Stockton’s fall into bankruptcy is a cautionary tale for California governments that must be heeded to stop future disasters. For all the reasons that Stockton ended up in this predicament, and there are many, the issue of pensions and public benefits rides above the rest.
For a place that once bore the names “Fat City” and “Mudville” before being named for the California territory’s first military governor, the old names are synonymous with the city’s situation in recent times. Fat during the housing boom sinking into the mud accompanying the housing bust with the second most foreclosures in the state and the drop of tax revenue that accompanied the bust.
During the “fat” times, city officials gambled big spending on a waterfront development, a sports arena, and a new city hall that either didn’t return hoped for revenues or, in the case of the city hall, the building was repossessed. California Common Sense, made up of Stanford students and alumni, released a report on How Stockton Went Bust considering the numerous issues.
While the debt created by these gambles is part of the burden the city bears, labor costs and retirement benefits more than double that debt. As the Wall Street Journal noted yesterday, “The city has a little over $300 million in general fund backed debt, but an $800 million unfunded liability for pensions and retiree health benefits.”
It is difficult to read about retired employees with medical conditions who were counting on health care coverage that may now be lost. Prudent fiscal management could have avoided such scenarios. If government doesn’t learn from what is happening in Stockton, the situation is bound to be repeated elsewhere in the state. Besides cutting back benefits, the city has reduced services laying off 25% of its police officers, 30% of its firefighters and 43% of general city staff.
It doesn’t have to be this way. Tough changes to the benefit packages must be made to prevent further bankruptcies. The Journal points out successful moves in Providence, RI to prevent bankruptcy by capping pension benefits and suspending cost of living increases – deals union members backed to preserve jobs.
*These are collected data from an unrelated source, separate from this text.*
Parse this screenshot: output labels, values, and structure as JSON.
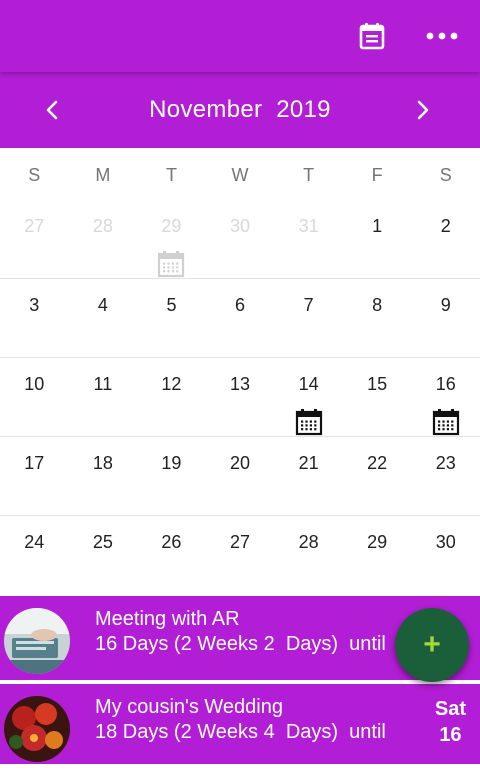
{
  "toolbar": {
    "calendar_icon": "calendar-today-icon",
    "more_icon": "more-horizontal-icon"
  },
  "month_bar": {
    "title": "November  2019",
    "prev_icon": "chevron-left-icon",
    "next_icon": "chevron-right-icon"
  },
  "weekdays": [
    "S",
    "M",
    "T",
    "W",
    "T",
    "F",
    "S"
  ],
  "weeks": [
    [
      {
        "day": "27",
        "other": true
      },
      {
        "day": "28",
        "other": true
      },
      {
        "day": "29",
        "other": true,
        "event": true
      },
      {
        "day": "30",
        "other": true
      },
      {
        "day": "31",
        "other": true
      },
      {
        "day": "1"
      },
      {
        "day": "2"
      }
    ],
    [
      {
        "day": "3"
      },
      {
        "day": "4"
      },
      {
        "day": "5"
      },
      {
        "day": "6"
      },
      {
        "day": "7"
      },
      {
        "day": "8"
      },
      {
        "day": "9"
      }
    ],
    [
      {
        "day": "10"
      },
      {
        "day": "11"
      },
      {
        "day": "12"
      },
      {
        "day": "13"
      },
      {
        "day": "14",
        "event": true
      },
      {
        "day": "15"
      },
      {
        "day": "16",
        "event": true
      }
    ],
    [
      {
        "day": "17"
      },
      {
        "day": "18"
      },
      {
        "day": "19"
      },
      {
        "day": "20"
      },
      {
        "day": "21"
      },
      {
        "day": "22"
      },
      {
        "day": "23"
      }
    ],
    [
      {
        "day": "24"
      },
      {
        "day": "25"
      },
      {
        "day": "26"
      },
      {
        "day": "27"
      },
      {
        "day": "28"
      },
      {
        "day": "29"
      },
      {
        "day": "30"
      }
    ]
  ],
  "events": [
    {
      "title": "Meeting with AR",
      "subtitle": "16 Days (2 Weeks 2  Days)  until",
      "day_name": "",
      "day_num": ""
    },
    {
      "title": "My cousin's Wedding",
      "subtitle": "18 Days (2 Weeks 4  Days)  until",
      "day_name": "Sat",
      "day_num": "16"
    }
  ],
  "fab": {
    "label": "+"
  },
  "colors": {
    "primary": "#b21ed6",
    "fab": "#1b5e3a",
    "fab_plus": "#a5d63a",
    "muted_day": "#d8d8d8"
  }
}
Michigan has made strides in controlling costs and reduced employee pension and health care debt liability.
The same can and must be done here. Mayor Chuck Reed in San Jose proved if you make the argument the voters would understand and go along. The question for California is will the unions stop raising barriers to reforms by filing lawsuits and will lawmakers pay attention and make the necessary changes to pension law?
Acting sooner than later will prevent more chaos for governments and their workers. Ignoring the problem will produce more Stocktons – or should we say more “Mudvilles.”